O que a mamãe vai fazer quando as aulas presenciais voltarem? A menininha agora estuda numa nova escola. Mas e se tudo for igual?
Há brancos por todos os lados nesse país. Somos a minoria e cada dia estão matando as nossas crianças seja com balas perdidas seja com desprezo. O desprezo é o maior assassino das nossas crianças nos dias atuais, principalmente das negras. A morte não é só a física, mas a espiritual também. Aquela em que a criança é esquecida por todos. Para muitas crianças, o ensino remoto foi a melhor coisa que inventaram, porém isso não é assunto para nosso ensaio.
Nos faltam políticas públicas de respeito e aceitação da criança negra nas escolas elitizadas do nosso país. A maioria delas é oprimida e sofre preconceitos os mais diversos na escola tanto privadas quanto públicas, sendo nessa última menor. Dizem que criança é tudo igual, não é o que me parece. Criança pode ser igual até antes de conhecer os comportamentos e palavras dos adultos, depois passam a agir iguais a eles.
Levamos para a escola o que vemos em casa. Se nossos pais humilham a mulher negra que cuida da casa porque é preta tendemos a humilhar e desprezar todas as outras pessoas de cor preta. Se nos foi ensinado em casa que negros não cagam na entrada, mas podem cagar na saída, também levamos isso para o nosso dia a dia. Se para um adulto negro é difícil conviver com amigos brancos numa universidade privada, imagine para uma criança negra que não sabe ainda como se defender e o seu espírito está em formação. O que levará para a vida adulta essa criança negra? Que lembranças escolares ficarão marcadas na sua pequena alma na idade adulta? A da opressão e do desprezo.

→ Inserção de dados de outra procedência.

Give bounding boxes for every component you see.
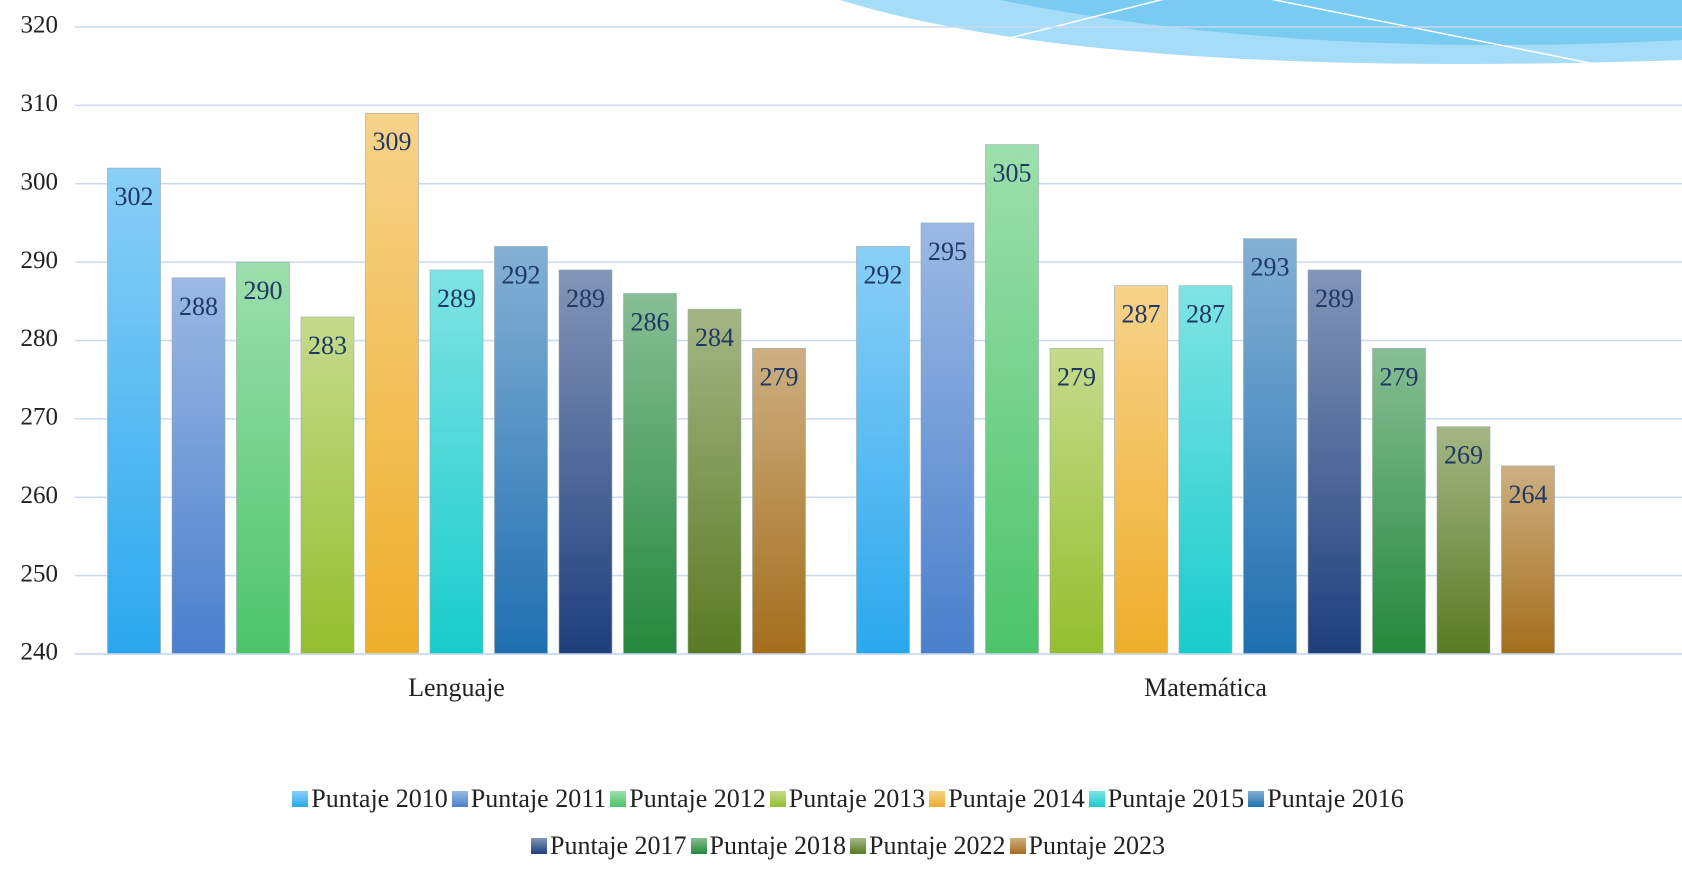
bar <box>494 246 548 655</box>
legend-swatch <box>451 790 468 807</box>
legend-label: Puntaje 2012 <box>629 784 766 813</box>
legend-item: Puntaje 2010 <box>292 775 448 822</box>
bar <box>752 348 806 655</box>
bar <box>856 246 910 655</box>
legend-item: Puntaje 2012 <box>610 775 766 822</box>
legend-label: Puntaje 2011 <box>470 784 607 813</box>
y-tick-label: 280 <box>21 325 59 352</box>
data-label: 309 <box>373 127 412 156</box>
legend-item: Puntaje 2016 <box>1248 775 1404 822</box>
data-label: 288 <box>179 292 218 321</box>
legend-swatch <box>690 837 707 854</box>
data-label: 292 <box>864 260 903 289</box>
decoration <box>840 0 1682 66</box>
bar <box>1243 238 1297 655</box>
legend-swatch <box>1009 837 1026 854</box>
data-label: 286 <box>631 307 670 336</box>
legend: Puntaje 2010 Puntaje 2011 Puntaje 2012 Punt… <box>250 775 1450 869</box>
bar <box>300 316 355 655</box>
bar <box>1049 348 1104 655</box>
data-label: 287 <box>1186 300 1225 329</box>
y-tick-label: 300 <box>21 168 59 195</box>
legend-item: Puntaje 2013 <box>769 775 926 822</box>
bar <box>171 277 226 655</box>
data-label: 289 <box>566 284 605 313</box>
bar <box>687 308 742 655</box>
legend-item: Puntaje 2015 <box>1088 775 1245 822</box>
legend-swatch <box>929 790 946 807</box>
data-label: 292 <box>502 260 541 289</box>
data-label: 293 <box>1251 253 1290 282</box>
bar <box>236 261 290 655</box>
data-label: 284 <box>695 323 734 352</box>
legend-label: Puntaje 2010 <box>311 784 448 813</box>
legend-label: Puntaje 2018 <box>709 831 847 860</box>
legend-label: Puntaje 2013 <box>788 784 926 813</box>
bar <box>985 144 1039 655</box>
x-tick-label: Matemática <box>1144 673 1267 702</box>
legend-label: Puntaje 2023 <box>1028 831 1166 860</box>
data-label: 290 <box>244 276 283 305</box>
data-label: 302 <box>115 182 154 211</box>
y-tick-label: 290 <box>21 247 59 274</box>
legend-item: Puntaje 2018 <box>690 822 847 869</box>
bar <box>365 112 419 655</box>
legend-label: Puntaje 2014 <box>948 784 1085 813</box>
legend-item: Puntaje 2011 <box>451 775 607 822</box>
legend-swatch <box>850 837 866 854</box>
bar <box>623 293 677 655</box>
legend-swatch <box>292 790 309 807</box>
data-label: 283 <box>308 331 347 360</box>
y-tick-label: 320 <box>21 12 59 39</box>
data-label: 295 <box>928 237 967 266</box>
data-label: 269 <box>1444 441 1483 470</box>
data-label: 279 <box>760 362 799 391</box>
legend-item: Puntaje 2023 <box>1009 822 1166 869</box>
y-tick-label: 310 <box>21 90 59 117</box>
bar <box>920 222 975 655</box>
data-label: 289 <box>1315 284 1354 313</box>
legend-label: Puntaje 2016 <box>1267 784 1404 813</box>
legend-label: Puntaje 2017 <box>550 831 687 860</box>
bar <box>1114 285 1168 655</box>
legend-label: Puntaje 2015 <box>1107 784 1245 813</box>
bar <box>1178 285 1233 655</box>
y-tick-label: 240 <box>21 639 59 666</box>
legend-swatch <box>1248 790 1265 807</box>
legend-item: Puntaje 2022 <box>850 822 1006 869</box>
legend-swatch <box>531 837 547 854</box>
y-tick-label: 250 <box>21 560 59 587</box>
y-tick-label: 260 <box>21 482 59 509</box>
legend-swatch <box>769 790 786 807</box>
bar <box>1307 269 1362 655</box>
data-label: 305 <box>993 159 1032 188</box>
data-label: 289 <box>437 284 476 313</box>
y-tick-label: 270 <box>21 404 59 431</box>
data-label: 287 <box>1122 300 1161 329</box>
legend-swatch <box>1088 790 1105 807</box>
x-tick-label: Lenguaje <box>408 673 505 702</box>
legend-item: Puntaje 2017 <box>531 822 687 869</box>
bar <box>429 269 484 655</box>
bar <box>558 269 613 655</box>
legend-swatch <box>610 790 627 807</box>
data-label: 279 <box>1057 362 1096 391</box>
legend-item: Puntaje 2014 <box>929 775 1085 822</box>
data-label: 279 <box>1380 362 1419 391</box>
bar <box>107 167 161 655</box>
legend-label: Puntaje 2022 <box>869 831 1006 860</box>
bar <box>1436 426 1491 655</box>
data-label: 264 <box>1509 480 1548 509</box>
bar <box>1372 348 1426 655</box>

Os direitos universais da criança precisam ser levados à sério no nosso país, principalmente pelas escolas. Direitos iguais para todas as crianças, independente da cor da pele. Crianças negras também precisam estudar. Crianças negras também acordam com o nascer do som.
“Cultura de direitos humanos se tornará uma realidade quando mudarem substancialmente as práticas da educação no Brasil. Todos os envolvidos na educação (gestores, professores, equipes diretivas) devem mudar as suas posturas autoritárias, para promover a democracia, o respeito e a consideração de todos como seres aprendentes”. (Nei Alberto Pies). Veja mais aqui.
Eu sou o sol!
Não me oprimam!
Toda criança tem piolhos!
Referências
FANON, Frantz. Piel Negra, Máscaras Blancas. Editorial Abraxas, Buenos Aires, 1973.
6 recomendações importantes sobre o piolho na escola. Disponível em https://www.crechesegura.com.br/6-recomendacoes-importantes-sobre-piolho-na-escola/. Acesso em 12 de agosto de 2020.
[1] FANON, Frantz. Piel Negra, Máscaras Blancas. Editorial Abraxas, Buenos Aires, 1973. p. 37.
[2] FANON, Frantz. Piel Negra, Máscaras Blancas. Editorial Abraxas, Buenos Aires, 1973. p. 37.